You can not just walk into a restaurant more, I reflected as I fiddled with my NHS application to get into a familiar fishing spot. I could not help thinking of Yuval Noah Harari’s grim predictions about data that will govern all aspects of our lives.
But there are still traditions in Greece that have been untouched by the technological revolution. I know people who turn their empty coffee cups upside down on a saucer to have their future read by an aunt (the coffee drops leave prints and shapes to be interpreted); and friends of mine will sometimes pay € 50 to go to a fortune teller in a meager part of town to find out if they will get a promotion at work or what will happen to the men they desire.
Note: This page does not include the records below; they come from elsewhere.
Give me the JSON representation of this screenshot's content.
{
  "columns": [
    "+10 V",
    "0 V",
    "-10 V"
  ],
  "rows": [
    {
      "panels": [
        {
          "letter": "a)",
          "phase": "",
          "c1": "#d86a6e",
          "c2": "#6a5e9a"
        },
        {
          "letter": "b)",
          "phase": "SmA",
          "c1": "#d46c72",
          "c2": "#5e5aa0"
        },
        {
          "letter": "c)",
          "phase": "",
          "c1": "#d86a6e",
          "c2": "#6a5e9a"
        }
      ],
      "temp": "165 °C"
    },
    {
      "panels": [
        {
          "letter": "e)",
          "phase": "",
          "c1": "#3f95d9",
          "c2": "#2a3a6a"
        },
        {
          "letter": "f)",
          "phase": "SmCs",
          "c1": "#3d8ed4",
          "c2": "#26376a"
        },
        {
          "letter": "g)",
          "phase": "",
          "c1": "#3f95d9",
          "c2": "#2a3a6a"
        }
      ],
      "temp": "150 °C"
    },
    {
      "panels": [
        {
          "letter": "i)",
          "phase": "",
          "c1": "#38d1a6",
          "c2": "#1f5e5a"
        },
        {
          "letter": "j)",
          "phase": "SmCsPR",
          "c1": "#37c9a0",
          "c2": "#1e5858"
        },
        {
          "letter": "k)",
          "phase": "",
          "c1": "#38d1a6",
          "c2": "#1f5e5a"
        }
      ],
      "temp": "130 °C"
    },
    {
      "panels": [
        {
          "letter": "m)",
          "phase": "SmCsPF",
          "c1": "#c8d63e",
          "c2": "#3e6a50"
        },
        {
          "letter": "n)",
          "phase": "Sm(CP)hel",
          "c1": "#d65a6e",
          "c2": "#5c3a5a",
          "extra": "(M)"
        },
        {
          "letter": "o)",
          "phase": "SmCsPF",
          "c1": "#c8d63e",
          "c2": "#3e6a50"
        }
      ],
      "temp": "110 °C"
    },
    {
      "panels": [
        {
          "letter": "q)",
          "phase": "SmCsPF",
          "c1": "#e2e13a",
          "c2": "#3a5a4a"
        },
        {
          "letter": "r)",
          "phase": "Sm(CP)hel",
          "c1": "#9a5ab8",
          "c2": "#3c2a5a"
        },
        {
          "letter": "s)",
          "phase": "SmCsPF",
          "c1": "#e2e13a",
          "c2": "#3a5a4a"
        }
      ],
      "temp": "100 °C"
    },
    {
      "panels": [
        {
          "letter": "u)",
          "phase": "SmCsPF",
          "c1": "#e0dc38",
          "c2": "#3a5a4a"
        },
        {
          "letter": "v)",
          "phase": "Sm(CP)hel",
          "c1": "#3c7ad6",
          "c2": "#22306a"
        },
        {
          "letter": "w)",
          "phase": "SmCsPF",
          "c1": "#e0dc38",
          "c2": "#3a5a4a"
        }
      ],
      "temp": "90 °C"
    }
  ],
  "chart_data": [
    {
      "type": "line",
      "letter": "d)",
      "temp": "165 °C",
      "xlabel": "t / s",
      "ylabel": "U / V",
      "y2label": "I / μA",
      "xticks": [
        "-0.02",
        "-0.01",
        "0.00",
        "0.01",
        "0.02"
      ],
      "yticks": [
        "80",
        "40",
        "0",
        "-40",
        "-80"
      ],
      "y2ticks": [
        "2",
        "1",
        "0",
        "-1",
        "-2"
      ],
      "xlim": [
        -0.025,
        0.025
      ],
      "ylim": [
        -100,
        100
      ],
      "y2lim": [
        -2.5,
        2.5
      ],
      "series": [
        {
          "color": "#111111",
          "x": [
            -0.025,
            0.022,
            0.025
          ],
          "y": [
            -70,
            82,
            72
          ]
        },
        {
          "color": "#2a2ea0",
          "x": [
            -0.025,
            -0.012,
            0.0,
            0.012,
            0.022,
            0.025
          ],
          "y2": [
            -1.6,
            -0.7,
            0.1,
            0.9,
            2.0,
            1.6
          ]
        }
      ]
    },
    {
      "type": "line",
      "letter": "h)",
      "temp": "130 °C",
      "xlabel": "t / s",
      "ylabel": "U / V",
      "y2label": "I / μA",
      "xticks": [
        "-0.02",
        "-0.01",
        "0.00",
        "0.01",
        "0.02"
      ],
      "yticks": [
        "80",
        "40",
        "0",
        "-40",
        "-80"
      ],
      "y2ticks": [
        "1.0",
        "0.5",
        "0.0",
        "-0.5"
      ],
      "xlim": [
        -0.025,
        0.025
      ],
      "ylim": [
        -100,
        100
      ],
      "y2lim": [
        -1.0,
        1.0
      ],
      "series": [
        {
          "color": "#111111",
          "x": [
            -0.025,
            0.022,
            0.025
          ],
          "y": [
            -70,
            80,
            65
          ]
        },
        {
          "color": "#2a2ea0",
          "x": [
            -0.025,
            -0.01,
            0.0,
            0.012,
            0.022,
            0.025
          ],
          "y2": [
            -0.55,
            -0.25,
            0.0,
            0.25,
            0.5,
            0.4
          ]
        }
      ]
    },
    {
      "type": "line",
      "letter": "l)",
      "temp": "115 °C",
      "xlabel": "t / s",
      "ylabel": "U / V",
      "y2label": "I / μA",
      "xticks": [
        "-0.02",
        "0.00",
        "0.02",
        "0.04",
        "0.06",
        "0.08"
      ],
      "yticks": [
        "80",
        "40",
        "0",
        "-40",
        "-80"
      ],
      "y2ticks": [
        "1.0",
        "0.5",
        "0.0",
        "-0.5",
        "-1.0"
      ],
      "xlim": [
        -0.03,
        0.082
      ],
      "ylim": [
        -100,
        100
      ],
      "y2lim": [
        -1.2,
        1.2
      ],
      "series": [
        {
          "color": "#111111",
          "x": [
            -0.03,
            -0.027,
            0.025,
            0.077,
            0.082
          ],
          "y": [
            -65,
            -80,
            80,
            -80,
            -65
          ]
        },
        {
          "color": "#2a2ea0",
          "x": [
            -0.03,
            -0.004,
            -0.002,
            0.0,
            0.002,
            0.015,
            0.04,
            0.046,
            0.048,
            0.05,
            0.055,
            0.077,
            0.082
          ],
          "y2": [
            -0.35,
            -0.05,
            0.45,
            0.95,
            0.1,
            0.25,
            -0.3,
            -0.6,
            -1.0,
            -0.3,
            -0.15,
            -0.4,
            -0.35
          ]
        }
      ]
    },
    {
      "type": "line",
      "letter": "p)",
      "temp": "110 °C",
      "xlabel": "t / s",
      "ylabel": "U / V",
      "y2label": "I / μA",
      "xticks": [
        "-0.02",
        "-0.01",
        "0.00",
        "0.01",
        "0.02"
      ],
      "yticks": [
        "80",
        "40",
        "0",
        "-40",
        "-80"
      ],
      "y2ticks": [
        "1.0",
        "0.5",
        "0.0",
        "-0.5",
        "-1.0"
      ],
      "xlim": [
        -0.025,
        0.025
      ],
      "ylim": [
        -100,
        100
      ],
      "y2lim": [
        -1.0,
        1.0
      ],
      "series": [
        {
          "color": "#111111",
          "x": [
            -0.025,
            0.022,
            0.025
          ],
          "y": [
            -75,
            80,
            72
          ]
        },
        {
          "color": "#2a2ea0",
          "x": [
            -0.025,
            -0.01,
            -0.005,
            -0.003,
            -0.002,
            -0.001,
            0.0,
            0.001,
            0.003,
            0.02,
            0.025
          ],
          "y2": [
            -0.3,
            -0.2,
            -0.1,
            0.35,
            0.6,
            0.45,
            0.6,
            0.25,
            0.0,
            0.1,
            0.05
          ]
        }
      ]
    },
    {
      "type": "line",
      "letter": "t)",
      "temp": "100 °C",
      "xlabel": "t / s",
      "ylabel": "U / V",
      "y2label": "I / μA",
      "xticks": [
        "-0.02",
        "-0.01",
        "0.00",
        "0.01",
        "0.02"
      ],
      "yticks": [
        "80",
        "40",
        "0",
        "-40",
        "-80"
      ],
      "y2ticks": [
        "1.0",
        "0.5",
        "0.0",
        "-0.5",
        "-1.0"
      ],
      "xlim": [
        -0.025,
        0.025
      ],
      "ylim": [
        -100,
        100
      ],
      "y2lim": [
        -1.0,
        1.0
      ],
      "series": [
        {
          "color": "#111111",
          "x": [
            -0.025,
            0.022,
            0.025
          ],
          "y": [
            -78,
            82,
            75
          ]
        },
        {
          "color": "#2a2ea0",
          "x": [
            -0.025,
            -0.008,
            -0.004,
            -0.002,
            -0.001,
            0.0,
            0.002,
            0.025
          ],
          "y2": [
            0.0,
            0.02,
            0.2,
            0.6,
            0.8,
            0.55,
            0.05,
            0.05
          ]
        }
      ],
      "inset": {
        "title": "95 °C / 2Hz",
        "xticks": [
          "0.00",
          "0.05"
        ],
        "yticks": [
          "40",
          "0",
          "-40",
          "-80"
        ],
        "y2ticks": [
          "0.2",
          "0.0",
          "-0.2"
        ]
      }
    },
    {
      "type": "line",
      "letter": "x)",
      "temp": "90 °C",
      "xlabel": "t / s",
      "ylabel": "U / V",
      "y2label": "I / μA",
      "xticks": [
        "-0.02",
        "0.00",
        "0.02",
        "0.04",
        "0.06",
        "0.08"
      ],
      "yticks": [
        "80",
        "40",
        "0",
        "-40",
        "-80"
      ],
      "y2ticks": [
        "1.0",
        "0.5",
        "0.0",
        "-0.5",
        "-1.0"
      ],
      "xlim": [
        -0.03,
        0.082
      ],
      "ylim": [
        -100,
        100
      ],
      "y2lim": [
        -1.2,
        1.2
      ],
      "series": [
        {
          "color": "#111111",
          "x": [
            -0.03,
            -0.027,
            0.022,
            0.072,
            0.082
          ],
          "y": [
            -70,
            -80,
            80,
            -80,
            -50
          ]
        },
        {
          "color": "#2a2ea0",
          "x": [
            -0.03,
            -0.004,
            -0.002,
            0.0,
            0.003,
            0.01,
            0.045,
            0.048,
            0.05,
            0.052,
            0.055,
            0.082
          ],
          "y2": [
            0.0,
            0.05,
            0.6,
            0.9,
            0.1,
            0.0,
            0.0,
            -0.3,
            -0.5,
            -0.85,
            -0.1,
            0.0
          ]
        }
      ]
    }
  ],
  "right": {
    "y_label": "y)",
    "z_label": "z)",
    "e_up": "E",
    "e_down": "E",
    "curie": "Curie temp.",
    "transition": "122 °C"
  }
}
And on January 1, a cake dedicated to St Basil is cut and distributed among all the members of each family to see who will win the mascot, usually a € 2 coin (10 drachmas before 2001) wrapped in tin foil and in ‘ a slot is placed at the bottom of the cake so that it is not visible. Whoever finds it in their piece is the indicated recipient of happiness for the year ahead.
On New Year’s Eve I had dinner with friends at one of the oldest Athenian restaurants, where I once held my wedding party. We were six of us at a round table, the maximum number allowed by government regulations. My friend complained that her nostrils were sore from excessive testing. Her 22-year-old daughter was ready to go to an illegal gathering.
Before she left, she took out her phone to show me an invitation to a disrespectful party called “Positive Vibes”, which you could only attend with a positive PCR test taken within the last 24 hours. The location was unknown and there was a complicated process to go through to find out the address, as the fine for private parties starts at € 50,000. Not to mention that anyone has to isolate themselves with Covid himself.
Between corridors and bottles of red wine was the conversation about the trials of two women, Ghislaine Maxwell and Elizabeth Holmes. I just looked again 12 Angry men (1957), probably the best film screening of the part of the U.S. Constitution that promises defendants a fair trial and the presumption of innocence. If the world is divided into facts and non-facts, this is a film about the importance of reasonable doubt.
With dessert, an email pinged on my phone. It was a lab notice that the PCR test I took that morning proved that I did not have Covid-19. That meant I could fly home to London. I could not check in unless I uploaded a negative PCR test result and a passenger tracking form, and I could not upload the latter unless I had a confirmation number for a prepaid Day 2 test to be taken on arrival . The world as we know it is gone.
“Stay negative” was the text that circulated when the new year was about to begin. No music was allowed in the restaurant, as part of the current measures, but everyone roasted until the end of the pandemic, that life resumed at full speed. A few minutes after midnight, my son called to say that in his grandmother’s house, the cake had just been cut and the coin had been found in my cut. This is apparently my year.